Budget in full gear, but still weighed down by economy
Walworth County's 2014 budget process is underway. On Sept. 5, I released the first draft of next year's spending plan called the county administrator's budget. After its release, supervisors spent the next two weeks proposing modifications to the plan, and on Sept. 19, the board's finance committee approved its own version of the budget, called the preliminary budget. This second draft is subject to further amendment in November; however, as things stand right now, the overall tax levy needed to support the 2014 budget would decrease by about $80,000 from last year's levy.
One factor that continues to influence county budgeting is the economy, which has yet to fully recover from the last recession. Since the 2008 banking meltdown and the recession that followed, I have tracked a number of statistics that have important impacts on county government and its taxpayers; these include equalized value, sales tax revenue and real estate activity. I never imagined in fall 2008, when I began reporting these numbers in my annual budget letter, that they would continue to be a burden five years later.
The lackluster economy has a three-fold impact on our budget. First, taxpayers continue to be stressed. Since 2009, $2.5 billion in equalized value has disappeared from the county tax rolls. Equalized value represents the fair market value of all taxable property in the county. This year's 4 percent decline is the fourth consecutive annual decrease, and our county's 16 percent decrease over the four-year period is the third largest in the state. The majority of the local tax burden falls on homeowners, and they are under pressure. Our budget needs to reflect this fact.
A second impact of the poor economy relates directly to our bottom line. We depend on revenues, generated by economic activity, to provide important services. Walworth County government, for example, receives one-half cent on purchases subject to the state sales tax. Our share of that tax, which stood at $8 million in 2008, dropped to $7 million in 2009 and has remained essentially flat since then. Real estate recording fees and zoning permits, which reflect real estate activity, show similar decreases.
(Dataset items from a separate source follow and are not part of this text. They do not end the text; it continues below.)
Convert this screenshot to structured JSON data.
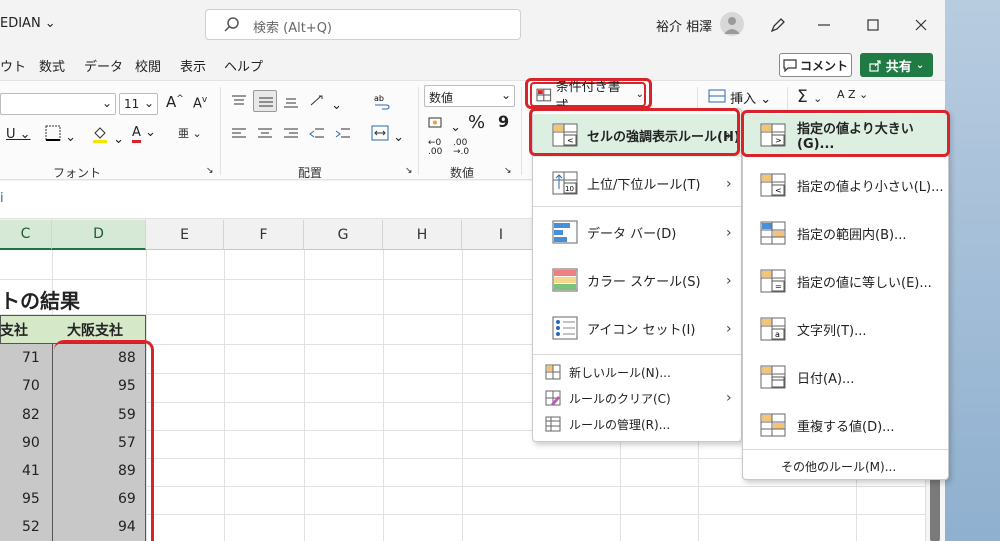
{
  "titlebar": {
    "app_title": "EDIAN ⌄",
    "search_placeholder": "検索 (Alt+Q)",
    "user_name": "裕介 相澤"
  },
  "menu": {
    "items": [
      "ウト",
      "数式",
      "データ",
      "校閲",
      "表示",
      "ヘルプ"
    ],
    "comment_label": "コメント",
    "share_label": "共有"
  },
  "ribbon": {
    "font_size": "11",
    "font_group": "フォント",
    "align_group": "配置",
    "number_group": "数値",
    "number_format": "数値",
    "conditional_format": "条件付き書式",
    "insert_label": "挿入",
    "font_grow": "A",
    "font_shrink": "A",
    "underline": "U",
    "font_color": "A",
    "percent": "%",
    "comma": "9",
    "sum": "Σ",
    "sort": "A Z"
  },
  "grid": {
    "columns": [
      "C",
      "D",
      "E",
      "F",
      "G",
      "H",
      "I"
    ],
    "title_text": "トの結果",
    "header_c": "支社",
    "header_d": "大阪支社",
    "values_c": [
      "71",
      "70",
      "82",
      "90",
      "41",
      "95",
      "52"
    ],
    "values_d": [
      "88",
      "95",
      "59",
      "57",
      "89",
      "69",
      "94"
    ],
    "formula_fragment": "i"
  },
  "cf_menu": {
    "items": [
      {
        "label": "セルの強調表示ルール(H)"
      },
      {
        "label": "上位/下位ルール(T)"
      },
      {
        "label": "データ バー(D)"
      },
      {
        "label": "カラー スケール(S)"
      },
      {
        "label": "アイコン セット(I)"
      }
    ],
    "small_items": [
      {
        "label": "新しいルール(N)..."
      },
      {
        "label": "ルールのクリア(C)"
      },
      {
        "label": "ルールの管理(R)..."
      }
    ]
  },
  "sub_menu": {
    "items": [
      {
        "label": "指定の値より大きい(G)..."
      },
      {
        "label": "指定の値より小さい(L)..."
      },
      {
        "label": "指定の範囲内(B)..."
      },
      {
        "label": "指定の値に等しい(E)..."
      },
      {
        "label": "文字列(T)..."
      },
      {
        "label": "日付(A)..."
      },
      {
        "label": "重複する値(D)..."
      }
    ],
    "more": "その他のルール(M)..."
  },
  "colors": {
    "accent_green": "#217346",
    "highlight_red": "#d8232a",
    "active_item": "#dcefe1",
    "selected_cells": "#c8c8c8",
    "header_fill": "#d5e8c8"
  }
}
A third impact of the economy relates to an increased demand for county services. Persistent unemployment and underemployment increase caseloads at our health and human services department, for example. Federal health care reform, scheduled to begin next month, likely will exacerbate already large workloads in that office.
Each year I highlight themes that have helped shape the budget. This year's themes are centered on maintaining fiscal strength. Detroit recently joined a growing list of bankrupt local governments. Rising retiree and benefit costs, high debt loads and deteriorating infrastructure are hallmarks of these financial failures. Our 2014 spending plan builds on the efforts of previous budgets to proactively address these threats.
• Controlling costs: Underfunded pension obligations and rising employee health insurance costs have limited the ability of an increasing number of municipalities to provide vital public services. While it is important for any organization to be able to offer benefits to recruit and retain talented employees, the ability of taxpayers to fund those benefits is not unlimited. Beginning in 2005, the county made important changes to its retiree health insurance benefit and began funding a “locked box” to pay for these future benefits. Through disciplined budgeting by the board, funding of the locked box is actually ahead of schedule to the point where no “deposit” needs to be made in 2014. In addition to managing its retiree obligation, the board recently approved changes to its self-funded employee health plan that are projected to save nearly $1 million in 2014.
• Reducing debt: The county's 2014 budget continues to aggressively pay off debt. Outstanding county debt exceeded $50 million in 2008. By 2014, that figure will be less than half of that amount. Less debt means lower taxes as fewer levy dollars are devoted to paying principal and interest. Debt service payments will be more than $2 million lower next year as compared to 2013.
• Protecting infrastructure: The county has made a significant investment in its infrastructure in recent years. In addition to major road projects, the county has replaced or remodeled most of its buildings during the past decade. As a result of all of this work, our facilities are in good shape. We could take advantage of our new buildings by simply waiting until they become obsolete and in disrepair. This has been the model followed by many of the municipalities that now find themselves in financial distress. Our 2014 budget represented a milestone by moving our road reconstruction program away from borrowed money and back onto the tax levy. Our 2014 budget expands this concept to our facilities by contributing to a building fund based on the depreciation of these assets. As a result of both our building and road funds, our five-year capital plan projects no new borrowing during the 2014 to 2018 time frame.
If you are interested in learning how your tax dollars will be spent next year, I encourage you to get involved. Key budget documents are updated throughout September and October and can be found on the county's website, www.co.walworth.wi.us. You are invited to share your thoughts at our Oct. 29 public hearing on the budget. The hearing will begin at 6 p.m. at the Walworth County Government Center in downtown Elkhorn.